While the direct costs associated with laparoscopy are easiest to evaluate, the indirect cost advantages of laparoscopy should not be overlooked. Many patients who require urologic procedures are productive participants in the national economy. So, loss of global revenue due to loss of work impacts the entire health-care system. The earlier return to work that has been demonstrated for numerous laparoscopic procedures should not be overlooked. Dunn et al. reported a 4.5-week quicker return to normal activity for laparoscopic nephrectomy patients compared with a matched series of open nephrectomy patients (1).

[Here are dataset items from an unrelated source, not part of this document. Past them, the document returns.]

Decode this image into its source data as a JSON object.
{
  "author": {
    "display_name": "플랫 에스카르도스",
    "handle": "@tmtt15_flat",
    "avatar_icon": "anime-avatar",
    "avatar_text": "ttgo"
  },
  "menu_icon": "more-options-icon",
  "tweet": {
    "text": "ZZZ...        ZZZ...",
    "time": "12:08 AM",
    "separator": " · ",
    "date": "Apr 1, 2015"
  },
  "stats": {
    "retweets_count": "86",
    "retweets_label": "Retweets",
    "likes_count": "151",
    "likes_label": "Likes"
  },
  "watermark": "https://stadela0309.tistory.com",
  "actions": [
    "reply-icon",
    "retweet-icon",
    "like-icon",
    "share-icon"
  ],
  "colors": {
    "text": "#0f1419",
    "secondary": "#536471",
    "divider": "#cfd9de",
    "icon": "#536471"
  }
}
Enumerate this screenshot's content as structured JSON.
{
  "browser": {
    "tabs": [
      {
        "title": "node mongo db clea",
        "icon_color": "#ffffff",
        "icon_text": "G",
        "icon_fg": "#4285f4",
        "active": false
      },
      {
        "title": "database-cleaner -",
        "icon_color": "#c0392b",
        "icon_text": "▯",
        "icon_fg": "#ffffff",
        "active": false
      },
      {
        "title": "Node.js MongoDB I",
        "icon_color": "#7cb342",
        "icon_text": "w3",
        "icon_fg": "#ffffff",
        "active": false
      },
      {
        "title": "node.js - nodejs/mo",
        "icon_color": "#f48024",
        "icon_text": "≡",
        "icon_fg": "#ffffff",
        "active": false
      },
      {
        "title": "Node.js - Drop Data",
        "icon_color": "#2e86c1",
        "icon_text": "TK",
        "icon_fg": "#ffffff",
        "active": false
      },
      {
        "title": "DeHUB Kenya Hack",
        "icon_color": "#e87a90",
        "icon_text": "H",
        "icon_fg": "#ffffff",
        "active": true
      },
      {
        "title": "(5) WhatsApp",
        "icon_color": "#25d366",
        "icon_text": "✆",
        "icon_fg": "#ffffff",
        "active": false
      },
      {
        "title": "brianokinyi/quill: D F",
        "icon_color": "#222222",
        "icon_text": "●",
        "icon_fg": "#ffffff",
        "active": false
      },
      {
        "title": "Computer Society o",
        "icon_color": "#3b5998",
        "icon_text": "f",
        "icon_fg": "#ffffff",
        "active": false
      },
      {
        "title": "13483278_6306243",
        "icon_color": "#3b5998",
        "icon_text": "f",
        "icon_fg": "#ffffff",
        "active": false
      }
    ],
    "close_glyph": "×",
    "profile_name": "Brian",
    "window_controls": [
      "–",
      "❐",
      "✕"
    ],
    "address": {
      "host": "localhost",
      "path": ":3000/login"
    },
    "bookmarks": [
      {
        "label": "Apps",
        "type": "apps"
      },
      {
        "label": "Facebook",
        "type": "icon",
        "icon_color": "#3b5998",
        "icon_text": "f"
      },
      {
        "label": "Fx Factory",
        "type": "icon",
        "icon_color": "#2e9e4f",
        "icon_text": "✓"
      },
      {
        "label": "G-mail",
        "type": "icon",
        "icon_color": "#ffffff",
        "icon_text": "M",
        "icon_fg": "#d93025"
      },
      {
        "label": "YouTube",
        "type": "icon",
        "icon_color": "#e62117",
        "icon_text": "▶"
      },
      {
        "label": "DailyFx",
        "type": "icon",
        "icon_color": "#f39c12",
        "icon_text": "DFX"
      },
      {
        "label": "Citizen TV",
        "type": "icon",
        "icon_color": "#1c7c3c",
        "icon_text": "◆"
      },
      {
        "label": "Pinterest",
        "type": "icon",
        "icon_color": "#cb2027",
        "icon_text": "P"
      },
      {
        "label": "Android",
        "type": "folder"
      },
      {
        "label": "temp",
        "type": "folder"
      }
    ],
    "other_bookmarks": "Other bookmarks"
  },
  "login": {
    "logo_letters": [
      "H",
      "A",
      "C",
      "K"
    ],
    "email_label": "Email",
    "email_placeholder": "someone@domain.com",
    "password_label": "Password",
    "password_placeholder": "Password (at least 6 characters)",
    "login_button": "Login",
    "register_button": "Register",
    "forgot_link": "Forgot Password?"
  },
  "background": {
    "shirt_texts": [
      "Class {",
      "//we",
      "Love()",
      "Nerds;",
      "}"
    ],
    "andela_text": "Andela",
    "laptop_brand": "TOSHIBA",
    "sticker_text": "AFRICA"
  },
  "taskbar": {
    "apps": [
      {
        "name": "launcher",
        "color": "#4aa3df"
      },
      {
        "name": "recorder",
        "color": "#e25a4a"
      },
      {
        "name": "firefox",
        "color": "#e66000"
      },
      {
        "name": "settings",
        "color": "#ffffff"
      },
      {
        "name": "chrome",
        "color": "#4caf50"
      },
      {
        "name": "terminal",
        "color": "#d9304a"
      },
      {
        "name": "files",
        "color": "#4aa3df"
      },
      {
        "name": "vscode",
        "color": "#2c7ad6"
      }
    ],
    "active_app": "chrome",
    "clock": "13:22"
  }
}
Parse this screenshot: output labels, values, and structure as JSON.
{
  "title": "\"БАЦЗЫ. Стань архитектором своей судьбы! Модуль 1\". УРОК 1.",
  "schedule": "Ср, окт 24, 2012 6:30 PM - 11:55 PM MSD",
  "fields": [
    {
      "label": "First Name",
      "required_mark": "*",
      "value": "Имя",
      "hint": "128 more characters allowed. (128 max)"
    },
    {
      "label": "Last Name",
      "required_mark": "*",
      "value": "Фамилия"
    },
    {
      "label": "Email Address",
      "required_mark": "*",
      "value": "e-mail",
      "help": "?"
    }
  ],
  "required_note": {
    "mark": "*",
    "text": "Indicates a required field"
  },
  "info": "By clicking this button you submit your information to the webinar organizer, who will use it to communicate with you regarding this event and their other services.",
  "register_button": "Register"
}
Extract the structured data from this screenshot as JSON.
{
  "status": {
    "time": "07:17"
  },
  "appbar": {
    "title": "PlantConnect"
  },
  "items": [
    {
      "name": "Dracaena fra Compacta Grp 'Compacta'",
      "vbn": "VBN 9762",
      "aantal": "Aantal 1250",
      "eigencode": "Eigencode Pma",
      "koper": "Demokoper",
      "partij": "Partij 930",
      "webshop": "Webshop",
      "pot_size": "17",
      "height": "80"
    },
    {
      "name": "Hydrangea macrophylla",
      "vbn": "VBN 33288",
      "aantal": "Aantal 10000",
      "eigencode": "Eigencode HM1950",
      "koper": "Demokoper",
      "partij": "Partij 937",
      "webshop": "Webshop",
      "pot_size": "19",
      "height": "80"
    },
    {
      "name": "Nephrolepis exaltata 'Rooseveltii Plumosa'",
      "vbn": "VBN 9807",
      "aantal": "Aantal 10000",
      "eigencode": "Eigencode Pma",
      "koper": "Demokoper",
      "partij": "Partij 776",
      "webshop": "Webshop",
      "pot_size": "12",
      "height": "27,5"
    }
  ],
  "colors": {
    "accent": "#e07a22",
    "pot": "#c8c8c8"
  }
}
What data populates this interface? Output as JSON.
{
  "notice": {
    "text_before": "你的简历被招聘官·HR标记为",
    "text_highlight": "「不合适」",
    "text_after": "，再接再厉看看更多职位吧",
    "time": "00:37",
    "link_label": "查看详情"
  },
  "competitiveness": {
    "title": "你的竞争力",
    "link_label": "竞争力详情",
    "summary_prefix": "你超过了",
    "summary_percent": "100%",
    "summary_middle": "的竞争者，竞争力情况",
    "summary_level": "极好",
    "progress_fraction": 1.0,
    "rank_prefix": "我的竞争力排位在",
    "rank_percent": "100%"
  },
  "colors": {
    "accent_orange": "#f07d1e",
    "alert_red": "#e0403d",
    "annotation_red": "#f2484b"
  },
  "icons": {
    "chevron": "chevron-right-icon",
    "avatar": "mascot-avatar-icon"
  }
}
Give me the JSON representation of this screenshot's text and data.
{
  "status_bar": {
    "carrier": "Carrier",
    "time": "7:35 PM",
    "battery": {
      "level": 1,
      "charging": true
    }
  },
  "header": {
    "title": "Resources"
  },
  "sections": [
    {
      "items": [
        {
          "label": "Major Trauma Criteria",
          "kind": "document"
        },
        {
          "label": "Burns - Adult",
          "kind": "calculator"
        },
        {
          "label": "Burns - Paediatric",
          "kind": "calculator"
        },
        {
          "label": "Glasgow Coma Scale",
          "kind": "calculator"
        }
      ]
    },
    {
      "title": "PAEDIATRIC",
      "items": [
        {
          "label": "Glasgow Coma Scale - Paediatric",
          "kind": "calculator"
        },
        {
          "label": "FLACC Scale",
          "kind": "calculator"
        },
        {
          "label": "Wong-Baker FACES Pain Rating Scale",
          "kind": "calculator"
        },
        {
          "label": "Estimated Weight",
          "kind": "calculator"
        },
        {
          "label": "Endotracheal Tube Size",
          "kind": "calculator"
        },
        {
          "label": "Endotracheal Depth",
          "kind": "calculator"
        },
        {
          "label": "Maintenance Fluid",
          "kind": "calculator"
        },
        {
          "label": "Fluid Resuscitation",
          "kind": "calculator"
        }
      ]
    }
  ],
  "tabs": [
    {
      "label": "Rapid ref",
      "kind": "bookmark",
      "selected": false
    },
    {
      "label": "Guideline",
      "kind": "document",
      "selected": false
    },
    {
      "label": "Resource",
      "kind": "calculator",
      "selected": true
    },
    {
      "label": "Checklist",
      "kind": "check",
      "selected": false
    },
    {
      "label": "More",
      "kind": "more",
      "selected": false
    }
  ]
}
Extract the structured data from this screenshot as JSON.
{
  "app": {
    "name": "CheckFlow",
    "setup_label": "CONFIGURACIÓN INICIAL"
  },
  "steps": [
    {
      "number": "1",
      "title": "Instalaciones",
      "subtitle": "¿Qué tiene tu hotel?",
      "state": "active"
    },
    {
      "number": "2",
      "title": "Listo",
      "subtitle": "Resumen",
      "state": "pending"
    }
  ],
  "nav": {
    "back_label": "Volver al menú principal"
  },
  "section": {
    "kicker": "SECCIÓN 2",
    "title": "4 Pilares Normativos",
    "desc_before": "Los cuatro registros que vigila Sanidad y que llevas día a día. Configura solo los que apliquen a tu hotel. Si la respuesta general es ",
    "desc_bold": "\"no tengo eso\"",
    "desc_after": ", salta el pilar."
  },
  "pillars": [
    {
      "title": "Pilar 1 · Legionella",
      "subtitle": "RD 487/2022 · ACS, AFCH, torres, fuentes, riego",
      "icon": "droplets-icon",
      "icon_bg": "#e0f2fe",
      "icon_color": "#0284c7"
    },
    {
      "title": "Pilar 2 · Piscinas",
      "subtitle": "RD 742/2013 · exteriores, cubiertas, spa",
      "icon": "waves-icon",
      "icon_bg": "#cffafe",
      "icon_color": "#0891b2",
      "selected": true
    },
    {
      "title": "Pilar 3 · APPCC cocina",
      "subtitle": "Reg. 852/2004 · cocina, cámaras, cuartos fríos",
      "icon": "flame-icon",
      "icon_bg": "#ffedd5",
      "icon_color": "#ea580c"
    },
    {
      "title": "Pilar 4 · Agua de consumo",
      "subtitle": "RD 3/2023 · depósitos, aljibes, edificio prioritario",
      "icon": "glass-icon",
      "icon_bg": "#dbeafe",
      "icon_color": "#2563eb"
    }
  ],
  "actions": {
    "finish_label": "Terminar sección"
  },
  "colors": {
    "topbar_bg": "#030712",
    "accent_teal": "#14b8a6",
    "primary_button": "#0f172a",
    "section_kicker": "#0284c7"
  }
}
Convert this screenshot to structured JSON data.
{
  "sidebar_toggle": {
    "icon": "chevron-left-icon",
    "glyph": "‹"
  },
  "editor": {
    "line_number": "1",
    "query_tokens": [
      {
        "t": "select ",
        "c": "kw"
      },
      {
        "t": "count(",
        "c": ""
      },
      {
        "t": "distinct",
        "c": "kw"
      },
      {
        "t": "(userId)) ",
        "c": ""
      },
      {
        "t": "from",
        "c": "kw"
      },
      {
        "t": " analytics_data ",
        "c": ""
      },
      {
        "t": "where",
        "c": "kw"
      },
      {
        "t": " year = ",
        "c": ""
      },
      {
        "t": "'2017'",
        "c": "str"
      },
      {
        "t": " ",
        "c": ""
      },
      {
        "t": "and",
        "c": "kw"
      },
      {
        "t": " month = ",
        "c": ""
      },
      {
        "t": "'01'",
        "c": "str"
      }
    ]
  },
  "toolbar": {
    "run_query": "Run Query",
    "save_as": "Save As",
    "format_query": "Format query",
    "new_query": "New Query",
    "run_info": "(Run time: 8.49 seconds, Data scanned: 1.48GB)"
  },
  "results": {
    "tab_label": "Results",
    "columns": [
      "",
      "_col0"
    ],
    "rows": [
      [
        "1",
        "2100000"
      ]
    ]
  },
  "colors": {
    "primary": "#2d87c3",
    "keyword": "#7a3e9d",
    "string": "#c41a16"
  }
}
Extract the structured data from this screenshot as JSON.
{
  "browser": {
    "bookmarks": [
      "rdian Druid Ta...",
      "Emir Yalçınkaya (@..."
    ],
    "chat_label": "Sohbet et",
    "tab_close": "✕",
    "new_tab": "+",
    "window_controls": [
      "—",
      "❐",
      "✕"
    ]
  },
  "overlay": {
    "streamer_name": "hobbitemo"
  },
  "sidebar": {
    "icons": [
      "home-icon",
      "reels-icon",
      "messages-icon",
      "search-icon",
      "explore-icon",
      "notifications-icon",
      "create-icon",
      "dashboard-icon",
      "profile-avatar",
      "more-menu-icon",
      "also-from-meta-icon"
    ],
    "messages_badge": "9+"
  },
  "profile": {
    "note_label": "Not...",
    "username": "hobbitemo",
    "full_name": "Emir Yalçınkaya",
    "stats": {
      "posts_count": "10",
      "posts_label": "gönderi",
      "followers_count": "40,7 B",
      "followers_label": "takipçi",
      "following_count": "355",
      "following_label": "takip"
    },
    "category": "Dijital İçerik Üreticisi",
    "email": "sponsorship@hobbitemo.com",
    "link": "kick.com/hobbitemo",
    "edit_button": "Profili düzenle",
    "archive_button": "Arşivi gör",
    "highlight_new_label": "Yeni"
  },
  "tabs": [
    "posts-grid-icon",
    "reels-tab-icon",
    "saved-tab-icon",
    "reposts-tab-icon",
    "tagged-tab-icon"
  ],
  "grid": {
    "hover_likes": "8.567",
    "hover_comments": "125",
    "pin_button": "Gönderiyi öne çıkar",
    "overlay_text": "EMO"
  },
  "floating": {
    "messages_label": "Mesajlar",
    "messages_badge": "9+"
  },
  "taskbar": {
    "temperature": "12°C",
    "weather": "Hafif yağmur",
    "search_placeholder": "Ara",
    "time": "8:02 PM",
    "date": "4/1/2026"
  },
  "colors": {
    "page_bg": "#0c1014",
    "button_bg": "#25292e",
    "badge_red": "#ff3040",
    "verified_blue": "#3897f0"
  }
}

Buell et al. noted that patients after hand-assisted donor nephrectomy returned to work 25 days earlier than after open donor nephrec-tomy (29.1 days vs. 54.3 days; p < 0.05, respectively). Bhayani et al. found that time to complete convalescence was 30 days versus 47 days after laparoscopic radical prostatectomy and radical retropubic prostatectomy, respectively (25). Similar findings were found by Rassweiler et al. with a convalescence time of 27 days versus 52 days after laparoscopic radical prostatectomy and radical retropubic prostatectomy, respectively (19). As such, patients after laparoscopic procedures routinely return to work earlier and contribute to the national economy. According to the 2001 Census of Population and Housing from the United States Census Bureau, the average American worker earned approximately $141 per day in 2000 dollars. So, a 15-day difference in return to work has a value to society of $2115, which would clearly eliminate the incremental cost of most laparoscopic procedures.